A rule of thumb someone gave me when I first started consulting was to charge double what my hourly rate would be if I was in-house. This dollar amount takes into account the fact that as a consultant you pay for your own benefits and you are often not fully booked a 40 hour week. Given that the average American works 2000 hours a year (50 weeks X 40 hours), you can come up with a pretty good proxy for your hourly rate by figuring out what your potential clients are paying for F/T in-house team members. Hence, if a client would hire you for $100,000, that works out to $50/hr, which means that you should charge that client $100. If you wanted to charge $200, the substitute product rule would probably come into effect and, assuming there are decent candidates willing to work in-house, the client would probably go the in-house route.
Value refers to the economic impact you provide to a client. The more the impact, the more you get paid. Why do hedge fund managers make millions of dollars while strawberry pickers get $10/hr if they are lucky? In part due to scarcity (most hedge fund managers could pick strawberries, most strawberry pickers couldn’t be hedge fund managers), but also straight economic output.
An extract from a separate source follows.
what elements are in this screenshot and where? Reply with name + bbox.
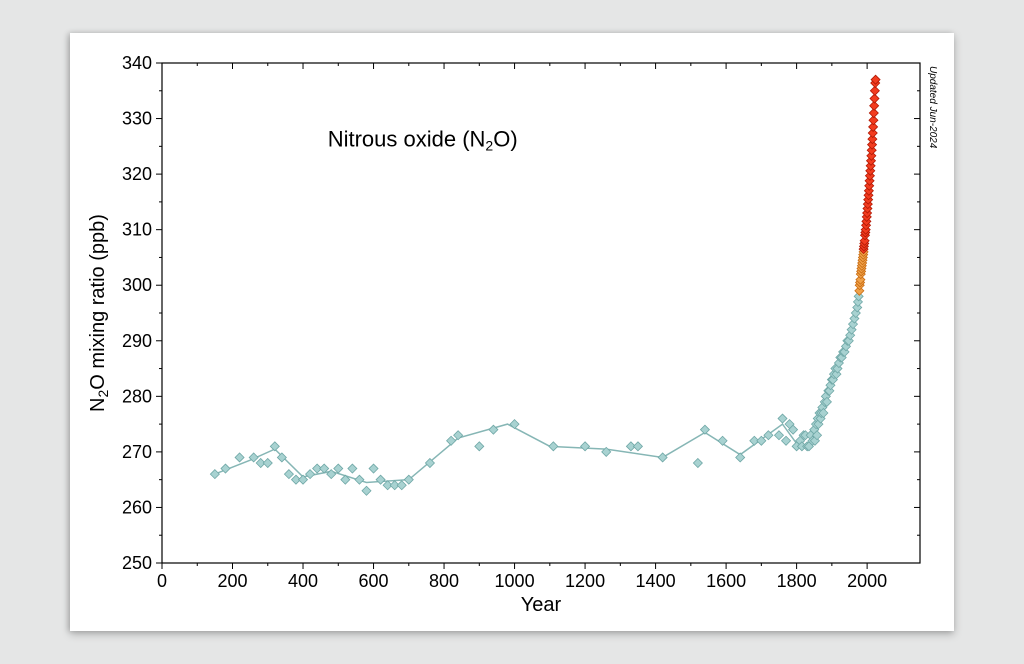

In the marketing services world, especially the online marketing world, value can be clearly quantified. One agency might drive 20% ROI on your campaigns and another might drive 5000%. Apples to apples comparisons can be quite easy to obtain.  Not surprisingly, the greater the value a service provider drives, the greater the demand for that provider’s services, and the greater the service provider can charge. The fact that my agency has increased our minimum fees by 10X in just three years is in large part due to the fact that we drive immense value to our clients, especially compared to many other agencies!
Different marketing service providers have different cost structures. Some companies hire independent contractors overseas to do all their work at $5/hr. Others hire 10+ year veterans, have fancy offices, sophisticated technology, and generally high overhead. It goes without saying that the rate you charge clients has to consider the cost to service those clients!
Lastly, there’s the notion of risk. Some marketing service providers assume a lot of risk when taking on a new client. For example, a performance marketing company might not charge their client anything unless they hit a certain cost per sale goal. Traditional agencies take no risk – they require an upfront retainer and get paid regardless of the results of their work (within reason). As a general rule, the greater the risk, the greater the upside.
To provide a hypothetical around this, let’s say that Widgets.com sells blue widgets. If they sell a widget for $20, they make $10 of profit. A performance agency offers them this deal: we’ll market your widgets for you and you only have to pay us if we get sales for less than $10 each. Widgets.com agrees and the agency sells 50,000 widgets with a marketing cost of $4 each, which means that the agency gets $6 ($10-$4) times 50,000 sales, or $300,000. A traditional agency has the exact same performance, but elects to charge Widgets.com 10% of spend regardless of whether they hit the $10 per sale metric. In this case, since they spent $200,000 on media, they end up charging Widgets.com $20,000 (10% of $200K).
Putting it All Together
You can charge whatever you want for your marketing services, but to really grow a meaningful business, you need to take the above factors into account. It’s true that you might occasionally find a client who is willing to pay you way more than scarcity demands, has little concern for whether you provide value, doesn’t care about your cost structure and is willing to take on all the risk, but that is more of a lottery ticket approach to business than a sound business plan.